Surprisingly, he smiled, a hand going to his neck where the evidence of her attack last night just showed above the collar of his shirt. ‘I thought you’d already done that,’ he said ruefully.

‘Not enough,’ she said, flushing slightly despite her determination not to apologise for that particular attack.

‘Ah,’ he said.

‘Yes,’ she agreed. ‘Ah.’

‘So I am about to enter a period of—retribution.’ He smiled again, then bent to drop a kiss on top of Michael’s golden head. ‘So be it,’ he said, and strode arrogantly from the room, leaving Rachel feeling ever so slightly—flattened.

But, oddly, it didn’t quite work like that. Instead of meeting him with a cold face and a biting tongue, she found herself avoiding anything that could even hint at trouble. And over the next few weeks they seemed to slip into a weird kind of limbo, as though their marriage had fallen into a coma—a period where they were being given time to recover a little before having to face the future for what it was to be.

She did not go back to sleeping in Michael’s room. But she didn’t know why she went back to sleeping with Daniel. Neither did she refuse him when he would reach for her in the dark silences their nights had become. But even though they shared a kind of loving, it never quite managed to reach any real level of satisfaction for either of them, she guessed. She would go with him, move with him, and travel that long sensual path towards fulfilment—want to travel it! But suddenly she would see herself in her mind’s eye, entwined and pulsing with desire in his arms, feel his body trembling against her own, his breath just soft gasps of sensual urgency against her sensitised flesh—then see Lydia in her place, Lydia in his arms, Lydia driving him to the same state of mindless passion. And she would pull frantically away from him, halting their loving as effectively as switching off the power that drove them.

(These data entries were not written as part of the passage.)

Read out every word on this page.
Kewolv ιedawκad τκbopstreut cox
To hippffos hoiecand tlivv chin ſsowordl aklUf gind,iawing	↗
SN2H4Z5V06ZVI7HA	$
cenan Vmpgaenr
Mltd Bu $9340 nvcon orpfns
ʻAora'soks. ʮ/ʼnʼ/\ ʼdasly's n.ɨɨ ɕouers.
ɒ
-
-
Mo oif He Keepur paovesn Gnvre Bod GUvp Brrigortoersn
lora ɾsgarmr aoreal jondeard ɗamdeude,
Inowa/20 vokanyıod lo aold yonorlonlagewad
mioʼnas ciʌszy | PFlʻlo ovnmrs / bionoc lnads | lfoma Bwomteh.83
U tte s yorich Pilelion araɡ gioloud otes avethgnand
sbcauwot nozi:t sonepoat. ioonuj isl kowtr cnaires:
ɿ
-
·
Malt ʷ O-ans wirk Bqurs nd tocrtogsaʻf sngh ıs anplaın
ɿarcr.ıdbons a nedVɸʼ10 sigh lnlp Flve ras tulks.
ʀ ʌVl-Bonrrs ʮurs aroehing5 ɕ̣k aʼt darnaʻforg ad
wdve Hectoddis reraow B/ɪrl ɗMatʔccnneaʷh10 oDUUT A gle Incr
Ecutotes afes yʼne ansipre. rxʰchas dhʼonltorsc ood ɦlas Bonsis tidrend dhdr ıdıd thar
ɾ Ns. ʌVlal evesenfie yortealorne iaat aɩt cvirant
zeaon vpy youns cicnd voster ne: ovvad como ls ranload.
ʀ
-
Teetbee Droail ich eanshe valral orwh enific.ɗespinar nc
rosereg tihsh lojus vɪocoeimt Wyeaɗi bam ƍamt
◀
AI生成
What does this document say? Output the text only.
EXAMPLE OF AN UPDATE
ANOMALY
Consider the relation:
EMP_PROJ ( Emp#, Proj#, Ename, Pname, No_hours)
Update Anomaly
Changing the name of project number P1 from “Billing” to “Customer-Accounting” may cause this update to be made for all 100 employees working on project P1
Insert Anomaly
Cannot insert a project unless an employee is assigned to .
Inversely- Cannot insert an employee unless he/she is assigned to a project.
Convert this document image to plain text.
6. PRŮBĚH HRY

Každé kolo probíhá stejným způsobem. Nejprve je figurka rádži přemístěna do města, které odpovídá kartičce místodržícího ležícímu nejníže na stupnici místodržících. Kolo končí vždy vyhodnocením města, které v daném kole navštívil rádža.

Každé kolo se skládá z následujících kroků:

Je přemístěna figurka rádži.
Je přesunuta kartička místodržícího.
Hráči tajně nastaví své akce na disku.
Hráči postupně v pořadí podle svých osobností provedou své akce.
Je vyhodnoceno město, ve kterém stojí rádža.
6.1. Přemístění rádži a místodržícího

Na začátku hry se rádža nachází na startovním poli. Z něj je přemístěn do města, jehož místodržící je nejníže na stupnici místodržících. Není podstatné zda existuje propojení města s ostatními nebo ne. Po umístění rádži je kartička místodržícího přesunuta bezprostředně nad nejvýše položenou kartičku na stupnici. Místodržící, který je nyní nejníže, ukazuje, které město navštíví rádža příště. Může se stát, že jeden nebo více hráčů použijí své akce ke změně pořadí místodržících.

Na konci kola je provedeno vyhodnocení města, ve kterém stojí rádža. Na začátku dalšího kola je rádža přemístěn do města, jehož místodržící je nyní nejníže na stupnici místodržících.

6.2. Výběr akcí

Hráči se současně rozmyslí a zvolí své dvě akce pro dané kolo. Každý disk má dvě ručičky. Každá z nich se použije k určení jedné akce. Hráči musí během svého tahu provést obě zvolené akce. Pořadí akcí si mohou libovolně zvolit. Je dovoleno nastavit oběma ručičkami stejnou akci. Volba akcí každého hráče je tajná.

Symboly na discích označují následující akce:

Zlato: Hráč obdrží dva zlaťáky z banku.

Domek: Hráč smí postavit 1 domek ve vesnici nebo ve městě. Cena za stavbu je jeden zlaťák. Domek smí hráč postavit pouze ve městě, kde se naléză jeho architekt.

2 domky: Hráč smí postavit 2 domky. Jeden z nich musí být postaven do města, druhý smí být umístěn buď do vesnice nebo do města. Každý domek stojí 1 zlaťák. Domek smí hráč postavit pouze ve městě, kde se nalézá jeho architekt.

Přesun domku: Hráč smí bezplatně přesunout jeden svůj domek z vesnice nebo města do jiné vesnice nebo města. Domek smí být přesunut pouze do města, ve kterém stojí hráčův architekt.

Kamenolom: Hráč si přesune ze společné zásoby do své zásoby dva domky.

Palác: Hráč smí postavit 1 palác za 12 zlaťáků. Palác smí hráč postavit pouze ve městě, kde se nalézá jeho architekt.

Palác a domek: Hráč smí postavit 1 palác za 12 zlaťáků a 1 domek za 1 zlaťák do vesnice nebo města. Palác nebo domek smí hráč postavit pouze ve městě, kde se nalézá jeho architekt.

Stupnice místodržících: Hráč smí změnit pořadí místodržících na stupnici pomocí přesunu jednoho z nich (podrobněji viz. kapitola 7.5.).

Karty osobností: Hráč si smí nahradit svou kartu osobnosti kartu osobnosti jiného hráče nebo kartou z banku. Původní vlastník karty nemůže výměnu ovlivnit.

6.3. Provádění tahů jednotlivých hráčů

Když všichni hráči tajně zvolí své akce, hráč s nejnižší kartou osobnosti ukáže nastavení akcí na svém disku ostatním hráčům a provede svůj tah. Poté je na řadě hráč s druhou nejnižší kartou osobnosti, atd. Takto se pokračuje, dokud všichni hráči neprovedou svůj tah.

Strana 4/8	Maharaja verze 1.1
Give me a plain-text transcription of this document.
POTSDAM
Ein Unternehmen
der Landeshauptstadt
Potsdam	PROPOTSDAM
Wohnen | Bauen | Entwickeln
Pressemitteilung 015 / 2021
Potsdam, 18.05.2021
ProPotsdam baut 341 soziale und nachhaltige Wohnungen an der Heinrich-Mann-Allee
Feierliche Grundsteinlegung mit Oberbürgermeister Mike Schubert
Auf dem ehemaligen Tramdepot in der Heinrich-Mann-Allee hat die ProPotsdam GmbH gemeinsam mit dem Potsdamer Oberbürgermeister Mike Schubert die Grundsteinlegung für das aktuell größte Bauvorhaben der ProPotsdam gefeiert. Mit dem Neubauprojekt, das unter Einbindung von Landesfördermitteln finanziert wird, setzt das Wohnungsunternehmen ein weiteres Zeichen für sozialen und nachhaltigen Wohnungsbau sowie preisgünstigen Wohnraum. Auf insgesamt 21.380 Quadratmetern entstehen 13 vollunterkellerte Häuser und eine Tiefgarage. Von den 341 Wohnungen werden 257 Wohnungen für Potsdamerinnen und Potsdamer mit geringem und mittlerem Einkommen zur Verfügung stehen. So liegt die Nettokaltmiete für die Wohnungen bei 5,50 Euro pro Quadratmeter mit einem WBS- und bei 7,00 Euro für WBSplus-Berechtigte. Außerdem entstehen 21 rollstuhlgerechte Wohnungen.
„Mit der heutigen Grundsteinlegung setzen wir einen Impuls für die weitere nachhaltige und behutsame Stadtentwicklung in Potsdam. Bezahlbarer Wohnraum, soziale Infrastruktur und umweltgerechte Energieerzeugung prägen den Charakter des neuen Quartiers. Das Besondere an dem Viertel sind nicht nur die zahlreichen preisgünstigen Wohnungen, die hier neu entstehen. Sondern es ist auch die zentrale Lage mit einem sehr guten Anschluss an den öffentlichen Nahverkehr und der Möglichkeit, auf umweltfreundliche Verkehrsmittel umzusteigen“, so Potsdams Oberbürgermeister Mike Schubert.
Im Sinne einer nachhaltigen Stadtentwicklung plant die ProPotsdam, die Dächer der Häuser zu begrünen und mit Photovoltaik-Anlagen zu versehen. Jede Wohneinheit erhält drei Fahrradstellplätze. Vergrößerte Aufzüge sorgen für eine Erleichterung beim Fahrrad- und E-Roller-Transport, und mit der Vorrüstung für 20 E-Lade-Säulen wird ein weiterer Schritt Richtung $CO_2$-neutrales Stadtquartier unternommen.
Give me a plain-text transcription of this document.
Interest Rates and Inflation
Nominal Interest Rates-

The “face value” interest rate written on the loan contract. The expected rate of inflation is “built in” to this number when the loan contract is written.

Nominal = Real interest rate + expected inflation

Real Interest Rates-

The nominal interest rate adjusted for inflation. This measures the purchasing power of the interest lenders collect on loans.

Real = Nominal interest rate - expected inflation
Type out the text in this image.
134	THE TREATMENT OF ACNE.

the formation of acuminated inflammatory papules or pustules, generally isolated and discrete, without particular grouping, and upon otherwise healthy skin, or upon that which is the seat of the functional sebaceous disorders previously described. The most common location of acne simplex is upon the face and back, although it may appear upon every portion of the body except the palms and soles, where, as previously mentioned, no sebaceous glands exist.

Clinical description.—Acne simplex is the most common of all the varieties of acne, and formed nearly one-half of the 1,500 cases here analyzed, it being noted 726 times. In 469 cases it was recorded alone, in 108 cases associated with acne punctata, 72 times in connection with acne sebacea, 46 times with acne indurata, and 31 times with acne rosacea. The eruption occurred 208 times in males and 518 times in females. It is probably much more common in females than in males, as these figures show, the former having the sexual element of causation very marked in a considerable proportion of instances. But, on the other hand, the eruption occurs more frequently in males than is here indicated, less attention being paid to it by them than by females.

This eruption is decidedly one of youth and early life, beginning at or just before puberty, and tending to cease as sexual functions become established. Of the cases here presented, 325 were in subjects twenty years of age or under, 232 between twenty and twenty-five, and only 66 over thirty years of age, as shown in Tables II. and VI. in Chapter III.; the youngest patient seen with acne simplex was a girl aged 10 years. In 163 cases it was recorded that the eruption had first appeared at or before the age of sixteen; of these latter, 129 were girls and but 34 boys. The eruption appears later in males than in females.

Then she would lie, curled up and away from him, shivering her distress in lonely torment while Daniel would lie beside her, an arm covering his face, knowing, even though they never spoke about it—never tried to resume making love—that Lydia had come between them as surely as if she’d crawled into the bed with them. The hurt and betrayal, the cruel twist of jealousy would all rush back to flay her, and Rachel could not bear him so much as to touch her. And Daniel never tried.